Bio: Ye Zhao is an Associate Professor at The George W. Woodruff School of Mechanical Engineering, Georgia Institute of Technology. He was a Postdoctoral Fellow at Harvard and received his Ph.D. degree from UT Austin in 2016. At Georgia Tech, he leads the Laboratory for Intelligent Decision and Autonomous Robots. His research interest focuses on planning, learning, and decision-making of highly dynamic and contact-rich robots. He received the NSF CAREER Award, ONR Young Investigator Program Award, Woodruff Faculty Fellow, and Woodruff School Faculty Research Award. He serves as an Associate Editor of T-RO, TMECH, RA-L, and L-CSS. His co-authored work has received multiple paper awards at ICRA and NeurIPS.
Associate Professor
Georgia Tech
Professor
Technical University of Wienna
The benefit of analytic whole-body control for agile and learning-based humanoid locomotion
Abstract: Humanoid robotics is currently receiving a strong attention based on large investments of big tech companies. The envisioned application areas range from well controlled industry environments to unstructured household environments. In order to act reliably in many practical situations, these systems need to be robust, reactive, and compliant in their interaction with humans and their environment. In this talk I will give some examples on our current research, which aims at providing humanoid robots with the necessary motion skills to perform a wide range of everyday tasks. We demonstrate how learning-based locomotion can benefit from a tight interaction with analytic model-based whole-body control. Particular focus is put on the achievement of faster execution speeds while handling variable contact situations and contact transitions, which is needed so that humanoid robots can serve as effective and interactive assistants for our future societies.
Bio: Christian Ott currently is Full Professor for Robotics at TU Wien, Vienna, Austria. He received his Dipl.-Ing. degree from the University of Linz, Austria, in 2001 and the Dr.-Ing. degree in control engineering from Saarland University, Saarbruecken, Germany, in 2005. From 2001 to 2007, he was working as a researcher at the German Aerospace Center (DLR), Wessling, Germany. From 2007 to 2009, he was a Project Assistant Professor at the Department of Mechano-Informatics, University of Tokyo, Japan. After that he has been a team leader and was head of the department for “Analysis and Control of Advanced Robotic Systems” in the Institute of Robotics and Mechatronics at DLR. He has served as Associate Editor for the IEEE Transactions on Robotics (TRO), was Co-Editor-in-Chief for IFAC Mechatronics, and is currently serving as Senior Editor for the International Journal of Robotics Research (IJRR). Since 2024, he is Editor-In-Chief of the ICRA Conference Editorial Board. He has been involved in the Organizing Committees of several international conferences and was General Chair of Humanoids 2020 in Munich, Germany. He is IEEE Fellow since 2023. He serves as IFAC Council Member for the triennial 2024-2026. His research interests include nonlinear robot control, elastic robots, whole-body control, impedance control, and control of humanoid robots.

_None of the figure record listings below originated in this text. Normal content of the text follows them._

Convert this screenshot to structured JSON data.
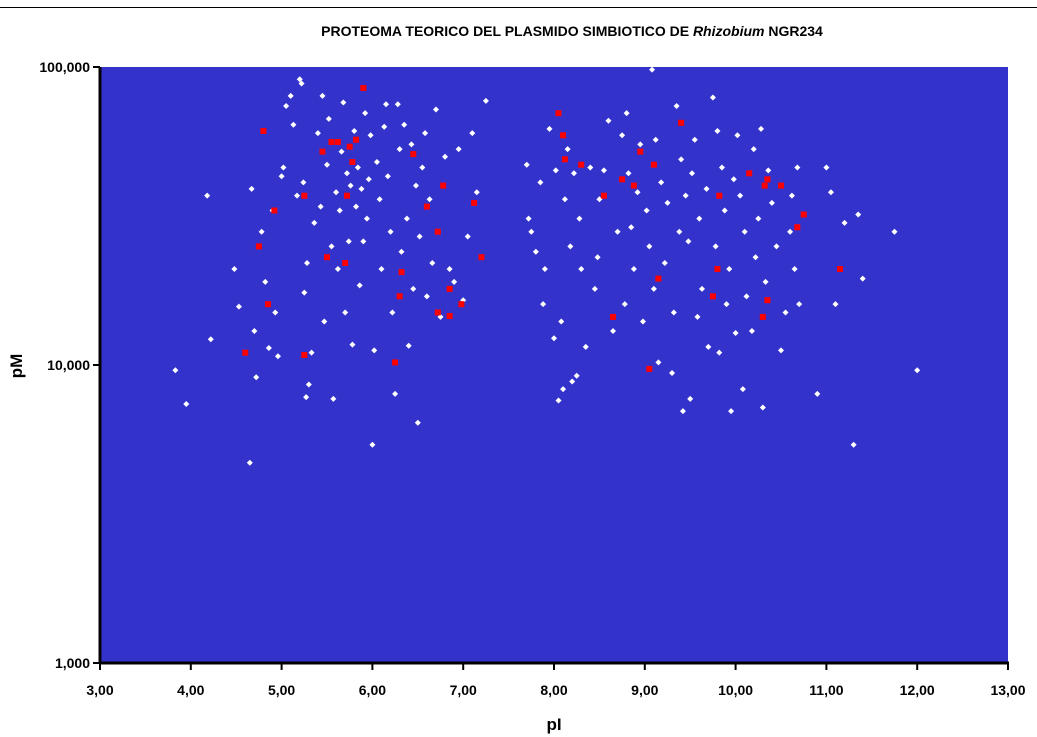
{
  "chart_data": {
    "type": "scatter",
    "title_parts": [
      "PROTEOMA TEORICO DEL PLASMIDO SIMBIOTICO DE ",
      "Rhizobium",
      " NGR234"
    ],
    "xlabel": "pI",
    "ylabel": "pM",
    "xlim": [
      3,
      13
    ],
    "ylim": [
      1000,
      100000
    ],
    "yscale": "log",
    "x_tick_labels": [
      "3,00",
      "4,00",
      "5,00",
      "6,00",
      "7,00",
      "8,00",
      "9,00",
      "10,00",
      "11,00",
      "12,00",
      "13,00"
    ],
    "y_tick_labels": [
      "1,000",
      "10,000",
      "100,000"
    ],
    "grid": false,
    "legend": "none",
    "plot_background": "#3333cc",
    "series": [
      {
        "color": "#ffffff",
        "marker": "diamond",
        "points": [
          [
            3.83,
            9600
          ],
          [
            3.95,
            7400
          ],
          [
            4.18,
            37000
          ],
          [
            4.22,
            12200
          ],
          [
            4.48,
            21000
          ],
          [
            4.53,
            15700
          ],
          [
            4.65,
            4700
          ],
          [
            4.67,
            39000
          ],
          [
            4.7,
            13000
          ],
          [
            4.72,
            9100
          ],
          [
            4.78,
            28000
          ],
          [
            4.82,
            19000
          ],
          [
            4.86,
            11400
          ],
          [
            4.9,
            33000
          ],
          [
            4.93,
            15000
          ],
          [
            4.96,
            10700
          ],
          [
            5.0,
            43000
          ],
          [
            5.02,
            46000
          ],
          [
            5.05,
            74000
          ],
          [
            5.1,
            80000
          ],
          [
            5.13,
            64000
          ],
          [
            5.17,
            37000
          ],
          [
            5.2,
            91000
          ],
          [
            5.22,
            88000
          ],
          [
            5.24,
            41000
          ],
          [
            5.25,
            17500
          ],
          [
            5.27,
            7800
          ],
          [
            5.28,
            22000
          ],
          [
            5.3,
            8600
          ],
          [
            5.33,
            11000
          ],
          [
            5.36,
            30000
          ],
          [
            5.4,
            60000
          ],
          [
            5.43,
            34000
          ],
          [
            5.45,
            80000
          ],
          [
            5.47,
            14000
          ],
          [
            5.5,
            47000
          ],
          [
            5.52,
            67000
          ],
          [
            5.55,
            25000
          ],
          [
            5.57,
            7700
          ],
          [
            5.6,
            38000
          ],
          [
            5.62,
            21000
          ],
          [
            5.64,
            33000
          ],
          [
            5.66,
            52000
          ],
          [
            5.68,
            76000
          ],
          [
            5.7,
            15000
          ],
          [
            5.72,
            44000
          ],
          [
            5.74,
            26000
          ],
          [
            5.76,
            40000
          ],
          [
            5.78,
            11700
          ],
          [
            5.8,
            61000
          ],
          [
            5.82,
            34000
          ],
          [
            5.84,
            46000
          ],
          [
            5.86,
            18500
          ],
          [
            5.88,
            39000
          ],
          [
            5.9,
            26000
          ],
          [
            5.92,
            70000
          ],
          [
            5.94,
            31000
          ],
          [
            5.96,
            42000
          ],
          [
            5.98,
            59000
          ],
          [
            6.0,
            5400
          ],
          [
            6.02,
            11200
          ],
          [
            6.05,
            48000
          ],
          [
            6.08,
            36000
          ],
          [
            6.1,
            21000
          ],
          [
            6.13,
            63000
          ],
          [
            6.15,
            75000
          ],
          [
            6.17,
            43000
          ],
          [
            6.2,
            28000
          ],
          [
            6.22,
            15000
          ],
          [
            6.25,
            8000
          ],
          [
            6.28,
            75000
          ],
          [
            6.3,
            53000
          ],
          [
            6.32,
            24000
          ],
          [
            6.35,
            64000
          ],
          [
            6.38,
            31000
          ],
          [
            6.4,
            11600
          ],
          [
            6.43,
            55000
          ],
          [
            6.45,
            18000
          ],
          [
            6.48,
            40000
          ],
          [
            6.5,
            6400
          ],
          [
            6.52,
            27000
          ],
          [
            6.55,
            46000
          ],
          [
            6.58,
            60000
          ],
          [
            6.6,
            17000
          ],
          [
            6.63,
            36000
          ],
          [
            6.66,
            22000
          ],
          [
            6.7,
            72000
          ],
          [
            6.72,
            28000
          ],
          [
            6.75,
            14500
          ],
          [
            6.8,
            50000
          ],
          [
            6.85,
            21000
          ],
          [
            6.9,
            19000
          ],
          [
            6.95,
            53000
          ],
          [
            7.0,
            16500
          ],
          [
            7.05,
            27000
          ],
          [
            7.1,
            60000
          ],
          [
            7.15,
            38000
          ],
          [
            7.25,
            77000
          ],
          [
            7.7,
            47000
          ],
          [
            7.72,
            31000
          ],
          [
            7.75,
            28000
          ],
          [
            7.8,
            24000
          ],
          [
            7.85,
            41000
          ],
          [
            7.88,
            16000
          ],
          [
            7.9,
            21000
          ],
          [
            7.95,
            62000
          ],
          [
            8.0,
            12300
          ],
          [
            8.02,
            45000
          ],
          [
            8.05,
            7600
          ],
          [
            8.08,
            14000
          ],
          [
            8.1,
            8300
          ],
          [
            8.12,
            36000
          ],
          [
            8.15,
            53000
          ],
          [
            8.18,
            25000
          ],
          [
            8.2,
            8800
          ],
          [
            8.22,
            44000
          ],
          [
            8.25,
            9200
          ],
          [
            8.28,
            31000
          ],
          [
            8.3,
            21000
          ],
          [
            8.35,
            11500
          ],
          [
            8.4,
            46000
          ],
          [
            8.45,
            18000
          ],
          [
            8.48,
            23000
          ],
          [
            8.5,
            36000
          ],
          [
            8.55,
            45000
          ],
          [
            8.6,
            66000
          ],
          [
            8.65,
            13000
          ],
          [
            8.7,
            28000
          ],
          [
            8.75,
            59000
          ],
          [
            8.78,
            16000
          ],
          [
            8.8,
            70000
          ],
          [
            8.82,
            44000
          ],
          [
            8.85,
            29000
          ],
          [
            8.88,
            21000
          ],
          [
            8.92,
            38000
          ],
          [
            8.95,
            55000
          ],
          [
            8.98,
            14000
          ],
          [
            9.02,
            33000
          ],
          [
            9.05,
            25000
          ],
          [
            9.08,
            98000
          ],
          [
            9.1,
            18000
          ],
          [
            9.12,
            57000
          ],
          [
            9.15,
            10200
          ],
          [
            9.18,
            41000
          ],
          [
            9.22,
            22000
          ],
          [
            9.25,
            35000
          ],
          [
            9.3,
            9400
          ],
          [
            9.32,
            15000
          ],
          [
            9.35,
            74000
          ],
          [
            9.38,
            28000
          ],
          [
            9.4,
            49000
          ],
          [
            9.42,
            7000
          ],
          [
            9.45,
            37000
          ],
          [
            9.48,
            26000
          ],
          [
            9.5,
            7700
          ],
          [
            9.52,
            44000
          ],
          [
            9.55,
            57000
          ],
          [
            9.58,
            14500
          ],
          [
            9.6,
            31000
          ],
          [
            9.63,
            18000
          ],
          [
            9.68,
            39000
          ],
          [
            9.7,
            11500
          ],
          [
            9.75,
            79000
          ],
          [
            9.78,
            25000
          ],
          [
            9.8,
            61000
          ],
          [
            9.82,
            11000
          ],
          [
            9.85,
            46000
          ],
          [
            9.88,
            33000
          ],
          [
            9.9,
            16000
          ],
          [
            9.93,
            21000
          ],
          [
            9.95,
            7000
          ],
          [
            9.98,
            42000
          ],
          [
            10.0,
            12800
          ],
          [
            10.02,
            59000
          ],
          [
            10.05,
            37000
          ],
          [
            10.08,
            8300
          ],
          [
            10.1,
            28000
          ],
          [
            10.12,
            17000
          ],
          [
            10.15,
            44000
          ],
          [
            10.18,
            13000
          ],
          [
            10.2,
            53000
          ],
          [
            10.22,
            23000
          ],
          [
            10.25,
            31000
          ],
          [
            10.28,
            62000
          ],
          [
            10.3,
            7200
          ],
          [
            10.33,
            19000
          ],
          [
            10.36,
            45000
          ],
          [
            10.4,
            35000
          ],
          [
            10.45,
            25000
          ],
          [
            10.5,
            11200
          ],
          [
            10.55,
            15000
          ],
          [
            10.6,
            28000
          ],
          [
            10.62,
            37000
          ],
          [
            10.65,
            21000
          ],
          [
            10.68,
            46000
          ],
          [
            10.7,
            16000
          ],
          [
            10.9,
            8000
          ],
          [
            11.0,
            46000
          ],
          [
            11.05,
            38000
          ],
          [
            11.1,
            16000
          ],
          [
            11.2,
            30000
          ],
          [
            11.3,
            5400
          ],
          [
            11.35,
            32000
          ],
          [
            11.4,
            19500
          ],
          [
            11.75,
            28000
          ],
          [
            12.0,
            9600
          ]
        ]
      },
      {
        "color": "#ff0000",
        "marker": "square",
        "points": [
          [
            4.6,
            11000
          ],
          [
            4.75,
            25000
          ],
          [
            4.8,
            61000
          ],
          [
            4.85,
            16000
          ],
          [
            4.92,
            33000
          ],
          [
            5.25,
            37000
          ],
          [
            5.25,
            10800
          ],
          [
            5.45,
            52000
          ],
          [
            5.5,
            23000
          ],
          [
            5.55,
            56000
          ],
          [
            5.62,
            56000
          ],
          [
            5.7,
            22000
          ],
          [
            5.72,
            37000
          ],
          [
            5.75,
            54000
          ],
          [
            5.78,
            48000
          ],
          [
            5.82,
            57000
          ],
          [
            5.9,
            85000
          ],
          [
            6.25,
            10200
          ],
          [
            6.3,
            17000
          ],
          [
            6.32,
            20500
          ],
          [
            6.45,
            51000
          ],
          [
            6.6,
            34000
          ],
          [
            6.72,
            15000
          ],
          [
            6.72,
            28000
          ],
          [
            6.78,
            40000
          ],
          [
            6.85,
            18000
          ],
          [
            6.85,
            14600
          ],
          [
            6.98,
            16000
          ],
          [
            7.12,
            35000
          ],
          [
            7.2,
            23000
          ],
          [
            8.05,
            70000
          ],
          [
            8.1,
            59000
          ],
          [
            8.12,
            49000
          ],
          [
            8.3,
            47000
          ],
          [
            8.55,
            37000
          ],
          [
            8.65,
            14500
          ],
          [
            8.75,
            42000
          ],
          [
            8.88,
            40000
          ],
          [
            8.95,
            52000
          ],
          [
            9.05,
            9700
          ],
          [
            9.1,
            47000
          ],
          [
            9.15,
            19500
          ],
          [
            9.4,
            65000
          ],
          [
            9.75,
            17000
          ],
          [
            9.8,
            21000
          ],
          [
            9.82,
            37000
          ],
          [
            10.15,
            44000
          ],
          [
            10.3,
            14500
          ],
          [
            10.32,
            40000
          ],
          [
            10.35,
            16500
          ],
          [
            10.35,
            42000
          ],
          [
            10.5,
            40000
          ],
          [
            10.68,
            29000
          ],
          [
            10.75,
            32000
          ],
          [
            11.15,
            21000
          ]
        ]
      }
    ]
  }
}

Do autonomous agentic humanoids find the sense of self?
Abstract: Permeation of Agentic AI is in every detail of human-computer systems and changing the soft infrastructure of the society. Large Language Models trained using the vast document data can translate, rephrase, paraphrase the request, ask for missing information, suggest approaches and solutions. The psychological and emotional nuance can be computed once it is expressed by text or patterns of multimodality. The physical constraint of space and time is computable in the same framework. Humanoids are an ideal embodiment of Agentic AI because it is consistent with most data about the human, using which once trained they are universal at every situation where a human needs an agent. We have started discussion in our team on a problem of designing a computational pipeline for Humanoids as Embodied Autonomous Agentic AI. The current discussion is whether autonomy requests to understand human relationship. Then, when a humanoid is situated in the relationship, does it request the humanoid to have the sense of self? Though our discussion is still primitive, we would like to introduce our discussion.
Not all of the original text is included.